Contractually, model update notification with a minimum notice period and the right to roll back should be non-negotiable for any AI vendor embedded in a regulated workflow.

Risk surface four — the vendor’s own governance posture

When you integrate an AI vendor into a high-risk workflow, your conformity obligations under the EU AI Act, your GDPR obligations around automated decision-making, and your contractual obligations to your own customers all assume that the vendor has an appropriate governance posture. If the vendor does not have a management system for the AI systems they operate, does not assess their own risks, does not have incident response for model misbehaviour — you are inheriting governance debt that shows up in your own audit.

Diligence that works: ask whether the vendor operates an ISO 42001 management system or equivalent. Ask for their AI risk assessment methodology. Ask about incident response for model-specific incidents — what counts as an incident, how it is classified, how it is reported to customers, what the remediation process looks like. Ask whether they have an AI ethics or safety review function and what decisions it has made. The quality of the answers maps directly onto the risk you are inheriting.

Risk surface five — contractual allocation of AI Act responsibility

Under Article 25 of the EU AI Act, a downstream provider that substantially modifies an AI system, or deploys a GPAI model for a high-risk use case, becomes the provider of a high-risk AI system and carries the full Article 16 obligations. The contract with the vendor does not override that regulation — Article 25(1)(a) is explicit. But the contract can allocate information-provision obligations that make your conformity work feasible or infeasible.

Diligence that works: specific contractual clauses on the vendor’s obligation to provide technical documentation that supports your Annex IV file; assistance with conformity assessment where applicable; cooperation on post-market monitoring and serious-incident reporting; obligations to notify you of regulatory actions affecting the model; rights to information about evaluations and known limitations. These are not standard master services agreement terms. They need to be negotiated deliberately for AI integrations that land you in regulated territory.

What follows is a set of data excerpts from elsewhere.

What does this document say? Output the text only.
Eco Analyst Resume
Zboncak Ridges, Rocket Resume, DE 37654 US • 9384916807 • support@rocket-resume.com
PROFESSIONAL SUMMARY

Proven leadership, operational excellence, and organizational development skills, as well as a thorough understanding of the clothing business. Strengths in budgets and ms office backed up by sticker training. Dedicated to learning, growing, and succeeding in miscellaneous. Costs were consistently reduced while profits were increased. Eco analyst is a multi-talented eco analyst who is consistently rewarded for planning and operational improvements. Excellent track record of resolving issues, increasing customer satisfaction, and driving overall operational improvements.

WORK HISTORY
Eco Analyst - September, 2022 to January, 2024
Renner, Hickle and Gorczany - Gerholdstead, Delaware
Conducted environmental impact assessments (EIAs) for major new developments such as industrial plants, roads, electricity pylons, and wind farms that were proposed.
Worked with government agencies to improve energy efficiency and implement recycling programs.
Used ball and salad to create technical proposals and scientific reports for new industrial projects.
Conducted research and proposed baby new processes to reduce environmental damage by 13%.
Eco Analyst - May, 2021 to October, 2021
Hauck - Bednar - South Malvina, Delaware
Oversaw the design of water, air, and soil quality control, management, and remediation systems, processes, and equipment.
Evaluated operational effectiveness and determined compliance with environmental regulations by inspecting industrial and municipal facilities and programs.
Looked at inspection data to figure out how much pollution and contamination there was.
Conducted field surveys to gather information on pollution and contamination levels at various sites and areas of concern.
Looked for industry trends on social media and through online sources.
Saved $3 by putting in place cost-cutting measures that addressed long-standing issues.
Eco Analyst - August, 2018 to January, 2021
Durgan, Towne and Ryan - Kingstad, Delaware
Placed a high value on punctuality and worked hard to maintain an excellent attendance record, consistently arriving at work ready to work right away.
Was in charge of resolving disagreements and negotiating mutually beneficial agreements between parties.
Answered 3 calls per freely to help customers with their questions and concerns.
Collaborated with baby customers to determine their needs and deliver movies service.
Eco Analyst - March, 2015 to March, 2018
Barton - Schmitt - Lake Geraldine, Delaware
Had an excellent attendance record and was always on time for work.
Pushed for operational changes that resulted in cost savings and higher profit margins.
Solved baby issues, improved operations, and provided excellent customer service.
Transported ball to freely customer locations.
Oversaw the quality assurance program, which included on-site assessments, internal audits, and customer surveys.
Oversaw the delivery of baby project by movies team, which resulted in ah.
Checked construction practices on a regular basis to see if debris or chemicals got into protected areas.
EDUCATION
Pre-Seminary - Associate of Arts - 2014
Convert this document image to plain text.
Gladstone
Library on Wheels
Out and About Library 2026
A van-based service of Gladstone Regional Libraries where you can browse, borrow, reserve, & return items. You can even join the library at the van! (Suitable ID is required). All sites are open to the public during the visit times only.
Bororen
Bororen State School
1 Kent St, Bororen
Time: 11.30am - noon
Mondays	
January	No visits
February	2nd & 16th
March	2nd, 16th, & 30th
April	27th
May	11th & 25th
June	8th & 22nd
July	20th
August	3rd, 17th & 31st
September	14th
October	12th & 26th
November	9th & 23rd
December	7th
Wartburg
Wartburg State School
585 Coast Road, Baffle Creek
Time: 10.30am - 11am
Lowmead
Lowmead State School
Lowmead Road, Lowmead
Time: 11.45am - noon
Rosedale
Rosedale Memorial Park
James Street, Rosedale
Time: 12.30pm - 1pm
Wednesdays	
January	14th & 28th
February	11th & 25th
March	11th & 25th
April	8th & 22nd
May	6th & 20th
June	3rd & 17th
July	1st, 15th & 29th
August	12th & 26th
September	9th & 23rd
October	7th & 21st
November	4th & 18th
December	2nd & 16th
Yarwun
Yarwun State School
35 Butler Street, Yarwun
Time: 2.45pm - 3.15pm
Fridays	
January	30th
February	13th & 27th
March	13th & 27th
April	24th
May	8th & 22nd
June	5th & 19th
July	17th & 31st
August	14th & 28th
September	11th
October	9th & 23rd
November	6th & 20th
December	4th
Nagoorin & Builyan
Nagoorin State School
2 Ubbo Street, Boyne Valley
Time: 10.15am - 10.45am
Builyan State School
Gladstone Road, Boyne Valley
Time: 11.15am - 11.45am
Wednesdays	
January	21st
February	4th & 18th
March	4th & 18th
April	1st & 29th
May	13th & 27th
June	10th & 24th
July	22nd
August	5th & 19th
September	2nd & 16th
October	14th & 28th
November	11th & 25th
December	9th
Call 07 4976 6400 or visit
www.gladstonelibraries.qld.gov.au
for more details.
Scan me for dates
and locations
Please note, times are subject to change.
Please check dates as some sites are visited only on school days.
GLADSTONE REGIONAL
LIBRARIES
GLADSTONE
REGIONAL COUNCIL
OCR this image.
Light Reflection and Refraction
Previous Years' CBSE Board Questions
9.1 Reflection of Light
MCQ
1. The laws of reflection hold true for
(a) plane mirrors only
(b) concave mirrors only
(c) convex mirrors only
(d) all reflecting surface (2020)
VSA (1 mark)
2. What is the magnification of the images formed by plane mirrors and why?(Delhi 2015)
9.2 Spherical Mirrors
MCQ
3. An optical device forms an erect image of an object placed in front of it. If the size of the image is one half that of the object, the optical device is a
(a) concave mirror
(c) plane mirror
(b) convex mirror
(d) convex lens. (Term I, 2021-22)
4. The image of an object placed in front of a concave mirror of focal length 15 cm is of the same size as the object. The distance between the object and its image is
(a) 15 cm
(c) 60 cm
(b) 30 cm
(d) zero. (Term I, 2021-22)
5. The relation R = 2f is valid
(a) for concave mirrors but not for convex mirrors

Operationalising the diligence

A TPRM programme that handles AI risk well does three things differently from a classic one.

First, the vendor tiering acknowledges AI-specific risk. An AI vendor embedded in a high-stakes product workflow is not a tier-three SaaS. It is a tier-one vendor regardless of data volume, because a failure of the model affects product behaviour directly. Tier the vendor to the consequence, not the data footprint.

Second, the diligence workflow includes an AI-specific module. The standard ISO 27001 + GDPR questionnaire is the baseline. On top of that, AI vendors receive a supplementary diligence pack covering training data, evaluation, update cadence, governance posture, and AI Act responsibility allocation. This is not optional for vendors in scope.

Third, the ongoing monitoring cadence includes model-behaviour monitoring. You run your own evaluations against the vendor’s current model on a regular cadence. You maintain a pinned version in regulated workflows. You have a documented decision process for adopting model updates that includes regression testing.

None of this is experimental practice. It is the operational consequence of the regulations that are now binding. The TPRM programmes that are not updating for AI risk are running on the assumption that the vendor will carry the load. That assumption is wrong in most of the cases I see — and the gap is a supply-chain risk that sits quietly in the register until a procurement review, an audit, or a regulatory inspection surfaces it.

The good news is that the diligence work is not conceptually hard. The gap is usually one that a focused two-to-three-week effort can close — if the question is taken seriously early rather than discovered late.